HONP 100 05 – HONORS SEMINAR IN GREAT BOOKS AND IDEAS II – Dr. Monkia Elbert
“To be ignorant of what occurred before you were born is to always remain a child.”—
    Cicero, First Century B.C.
The Norton Anthology of Western Literature, vol. 2, ed. Sarah Lawall  (most recent edition)
Kafka’s Selected Stories, Norton, ed. and transl. Stanley Corngold
Course Objective: 

Reading literary texts, we will survey intellectual, artistic, and cultural contributions to modern Western thought.  We will explore the legacy of Western tradition and thought by studying literature and ideas that helped shape Western thought from the eighteenth through the twentieth centuries. We will see how the past impinges upon the present, and how various intellectual  movements caused counter-movements or cycles of change.  The texts we will study represent major cultural ideas from the Enlightenment onwards and include Voltaire's _Candide_, Goethe's _Faust_, Chekhov's The Cherry Orchard, Ibsen's Hedda Gabler_, and Kafka's "The Metamorphosis." 


HONP 103 04 AND 05 – HONORS SEMINAR IN CONTEMPORARY CIVILIZATION –
  Dr. Tom Benediktsson and Dr. Amy Srebnick

CONTESTED CITIES
Overview:  A team-taught double section of the Honors Seminar in Contemporary Civilization; this course fulfills the General Education Core Requirement for Global Contemporary Issues.  We will study three contemporary “contested cities:” Jerusalem, Tehran, and London.  For each city we will provide historical overviews and contexts for current issues, but our focus will always be on primary sources: political documents, personal memoirs, fiction, poetry, and films.  In the process we hope to accomplish three general goals.  First, you should come away from each unit with a better understanding of the conflicts, both local and global, that emanate from three important places.  Secondly, you will have the opportunity to discuss a variety of broad contemporary questions: the nature of twenty-first century cities, national and international identity, immigration, globalization, postcolonialism, the new imperialism. And finally, through our exploration of such themes as gender, family relationships, and coming of age in a time of conflict, you will have the opportunity to observe the relationship between the political and the deeply personal: when cities are “contested,” citizens are too.

 

HONP 103 03  – HONORS SEMINAR IN CONTEMPORARY CIVILIZATION - Dr.

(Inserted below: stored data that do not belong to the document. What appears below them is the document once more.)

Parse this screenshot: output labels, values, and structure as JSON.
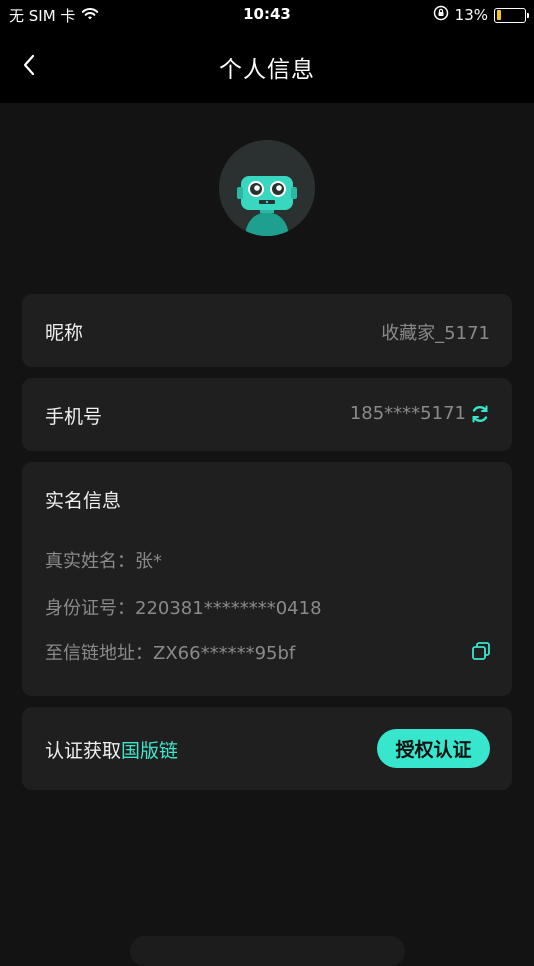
{
  "status_bar": {
    "carrier": "无 SIM 卡",
    "time": "10:43",
    "battery_percent": "13%",
    "battery_level": 0.13
  },
  "nav": {
    "title": "个人信息",
    "back_icon": "chevron-left-icon"
  },
  "avatar": {
    "icon": "robot-avatar"
  },
  "nickname": {
    "label": "昵称",
    "value": "收藏家_5171"
  },
  "phone": {
    "label": "手机号",
    "value": "185****5171",
    "icon": "refresh-icon"
  },
  "real_name": {
    "heading": "实名信息",
    "name_label": "真实姓名：",
    "name_value": "张*",
    "id_label": "身份证号：",
    "id_value": "220381********0418",
    "chain_label": "至信链地址：",
    "chain_value": "ZX66******95bf",
    "copy_icon": "copy-icon"
  },
  "auth": {
    "prefix": "认证获取",
    "chain_name": "国版链",
    "button_label": "授权认证"
  },
  "colors": {
    "accent": "#38e6cd",
    "background": "#131313",
    "card": "#1f1f1f"
  }
}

C.Y. Chang

Dr. C.Y.Chang,  Philosophy and Religion Department, Montclair State University
This seminar introduces Honors Program students to the major global issues of the 20th century that led to the globalization of the emerging 21th century. Issues to be considered will include intellectual trends (with particular attention to philosophy and religion), cultural trends, science and technology, economic trends, social and political trends, and international relations.  This seminar will pay special attention to the relationship between the United States-Europe and Asia, given the expectation that Asia will play an important globalization role during the 21th century.